Binary Search with Distributional Predictions
This work addresses a gap in algorithms with predictions by enabling distributional inputs, which is crucial for modern neural networks that output distributions, but it is incremental as it focuses on the specific setting of binary search.
The paper tackles the problem of binary search when predictions are probabilistic distributions rather than point estimates, showing that classical algorithms perform poorly with distributions. It presents an algorithm achieving query complexity O(H(p) + log η), where H(p) is the entropy of the true distribution and η is the earth mover's distance to the predicted distribution, and proves this is optimal up to constants.

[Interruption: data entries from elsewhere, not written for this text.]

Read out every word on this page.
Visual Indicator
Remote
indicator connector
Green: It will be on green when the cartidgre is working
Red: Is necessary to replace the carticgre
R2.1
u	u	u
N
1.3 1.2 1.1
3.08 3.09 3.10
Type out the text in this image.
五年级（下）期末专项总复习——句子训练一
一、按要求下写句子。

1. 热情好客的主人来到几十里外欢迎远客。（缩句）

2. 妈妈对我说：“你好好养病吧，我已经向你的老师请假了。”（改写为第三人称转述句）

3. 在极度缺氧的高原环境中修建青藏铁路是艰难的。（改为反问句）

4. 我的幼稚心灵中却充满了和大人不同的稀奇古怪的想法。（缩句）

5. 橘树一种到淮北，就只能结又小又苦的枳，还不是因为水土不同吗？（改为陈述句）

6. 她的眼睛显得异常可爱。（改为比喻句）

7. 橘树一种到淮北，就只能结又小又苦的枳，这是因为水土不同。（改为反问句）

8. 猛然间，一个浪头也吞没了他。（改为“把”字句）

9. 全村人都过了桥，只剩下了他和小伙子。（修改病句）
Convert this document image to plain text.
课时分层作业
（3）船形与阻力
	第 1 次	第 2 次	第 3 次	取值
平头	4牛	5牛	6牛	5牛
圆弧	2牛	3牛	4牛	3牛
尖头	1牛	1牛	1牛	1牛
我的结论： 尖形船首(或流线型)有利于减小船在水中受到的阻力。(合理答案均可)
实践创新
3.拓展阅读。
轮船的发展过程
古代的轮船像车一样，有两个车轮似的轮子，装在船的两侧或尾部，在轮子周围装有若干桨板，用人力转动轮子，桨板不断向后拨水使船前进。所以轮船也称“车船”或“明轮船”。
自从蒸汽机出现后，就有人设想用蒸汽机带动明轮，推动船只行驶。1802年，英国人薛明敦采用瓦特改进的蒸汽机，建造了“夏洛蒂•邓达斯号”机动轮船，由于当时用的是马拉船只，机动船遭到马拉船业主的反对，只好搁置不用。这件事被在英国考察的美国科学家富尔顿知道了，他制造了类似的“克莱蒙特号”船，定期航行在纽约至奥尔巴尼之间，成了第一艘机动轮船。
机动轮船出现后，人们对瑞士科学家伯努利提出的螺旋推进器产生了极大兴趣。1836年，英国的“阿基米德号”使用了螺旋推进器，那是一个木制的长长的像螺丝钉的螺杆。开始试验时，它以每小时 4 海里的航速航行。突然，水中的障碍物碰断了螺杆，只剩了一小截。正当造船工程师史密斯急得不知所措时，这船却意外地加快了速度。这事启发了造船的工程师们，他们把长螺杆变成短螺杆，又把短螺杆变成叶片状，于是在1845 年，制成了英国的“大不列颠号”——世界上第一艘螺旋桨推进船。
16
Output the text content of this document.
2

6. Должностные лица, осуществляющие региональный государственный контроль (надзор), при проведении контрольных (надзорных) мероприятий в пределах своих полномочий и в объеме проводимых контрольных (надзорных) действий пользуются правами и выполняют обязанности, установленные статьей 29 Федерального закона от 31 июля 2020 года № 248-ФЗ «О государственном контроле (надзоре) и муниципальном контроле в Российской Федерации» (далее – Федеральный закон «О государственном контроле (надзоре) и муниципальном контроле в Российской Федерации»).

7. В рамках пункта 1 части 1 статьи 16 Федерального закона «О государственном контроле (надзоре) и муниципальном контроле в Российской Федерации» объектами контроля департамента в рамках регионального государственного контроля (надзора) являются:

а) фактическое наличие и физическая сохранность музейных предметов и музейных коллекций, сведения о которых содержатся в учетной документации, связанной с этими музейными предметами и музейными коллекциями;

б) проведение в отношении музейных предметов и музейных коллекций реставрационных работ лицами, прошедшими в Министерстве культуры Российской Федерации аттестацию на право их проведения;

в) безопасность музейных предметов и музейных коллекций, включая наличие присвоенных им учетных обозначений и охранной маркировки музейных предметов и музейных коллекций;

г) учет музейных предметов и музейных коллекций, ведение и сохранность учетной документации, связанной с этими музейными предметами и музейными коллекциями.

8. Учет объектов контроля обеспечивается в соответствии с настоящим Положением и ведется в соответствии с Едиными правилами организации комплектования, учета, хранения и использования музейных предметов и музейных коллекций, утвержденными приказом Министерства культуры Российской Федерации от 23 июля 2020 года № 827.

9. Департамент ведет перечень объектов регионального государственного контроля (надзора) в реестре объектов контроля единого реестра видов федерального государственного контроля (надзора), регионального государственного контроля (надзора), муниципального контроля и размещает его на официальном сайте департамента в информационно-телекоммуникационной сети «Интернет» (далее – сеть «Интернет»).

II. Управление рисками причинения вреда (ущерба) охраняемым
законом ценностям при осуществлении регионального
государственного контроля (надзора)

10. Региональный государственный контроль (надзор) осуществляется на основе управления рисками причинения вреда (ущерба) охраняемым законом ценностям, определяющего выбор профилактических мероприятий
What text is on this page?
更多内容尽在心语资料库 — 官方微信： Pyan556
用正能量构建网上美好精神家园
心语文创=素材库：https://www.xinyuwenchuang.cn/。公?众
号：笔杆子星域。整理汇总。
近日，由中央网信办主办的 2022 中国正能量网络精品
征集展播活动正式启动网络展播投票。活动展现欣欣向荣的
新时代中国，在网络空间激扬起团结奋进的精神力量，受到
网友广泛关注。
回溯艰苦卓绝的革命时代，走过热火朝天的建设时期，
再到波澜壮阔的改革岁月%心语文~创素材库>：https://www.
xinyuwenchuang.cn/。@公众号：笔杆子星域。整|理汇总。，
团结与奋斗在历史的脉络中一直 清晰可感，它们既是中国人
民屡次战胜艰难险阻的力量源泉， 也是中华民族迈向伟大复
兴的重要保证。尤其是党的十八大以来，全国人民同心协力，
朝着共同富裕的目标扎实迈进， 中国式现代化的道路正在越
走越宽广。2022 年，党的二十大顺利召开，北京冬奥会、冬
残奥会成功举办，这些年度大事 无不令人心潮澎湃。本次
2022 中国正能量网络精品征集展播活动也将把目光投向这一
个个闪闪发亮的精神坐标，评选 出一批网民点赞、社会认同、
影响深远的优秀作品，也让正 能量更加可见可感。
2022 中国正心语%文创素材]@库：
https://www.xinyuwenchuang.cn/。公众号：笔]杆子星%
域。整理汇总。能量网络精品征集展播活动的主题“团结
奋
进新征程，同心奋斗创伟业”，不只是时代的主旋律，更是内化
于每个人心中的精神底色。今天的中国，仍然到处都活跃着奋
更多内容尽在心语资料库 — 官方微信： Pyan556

Algorithms with (machine-learned) predictions is a powerful framework for combining traditional worst-case algorithms with modern machine learning. However, the vast majority of work in this space assumes that the prediction itself is non-probabilistic, even if it is generated by some stochastic process (such as a machine learning system). This is a poor fit for modern ML, particularly modern neural networks, which naturally generate a distribution. We initiate the study of algorithms with distributional predictions, where the prediction itself is a distribution. We focus on one of the simplest yet fundamental settings: binary search (or searching a sorted array). This setting has one of the simplest algorithms with a point prediction, but what happens if the prediction is a distribution? We show that this is a richer setting: there are simple distributions where using the classical prediction-based algorithm with any single prediction does poorly. Motivated by this, as our main result, we give an algorithm with query complexity $O(H(p) + \log η)$, where $H(p)$ is the entropy of the true distribution $p$ and $η$ is the earth mover's distance between $p$ and the predicted distribution $\hat p$. This also yields the first distributionally-robust algorithm for the classical problem of computing an optimal binary search tree given a distribution over target keys. We complement this with a lower bound showing that this query complexity is essentially optimal (up to constants), and experiments validating the practical usefulness of our algorithm.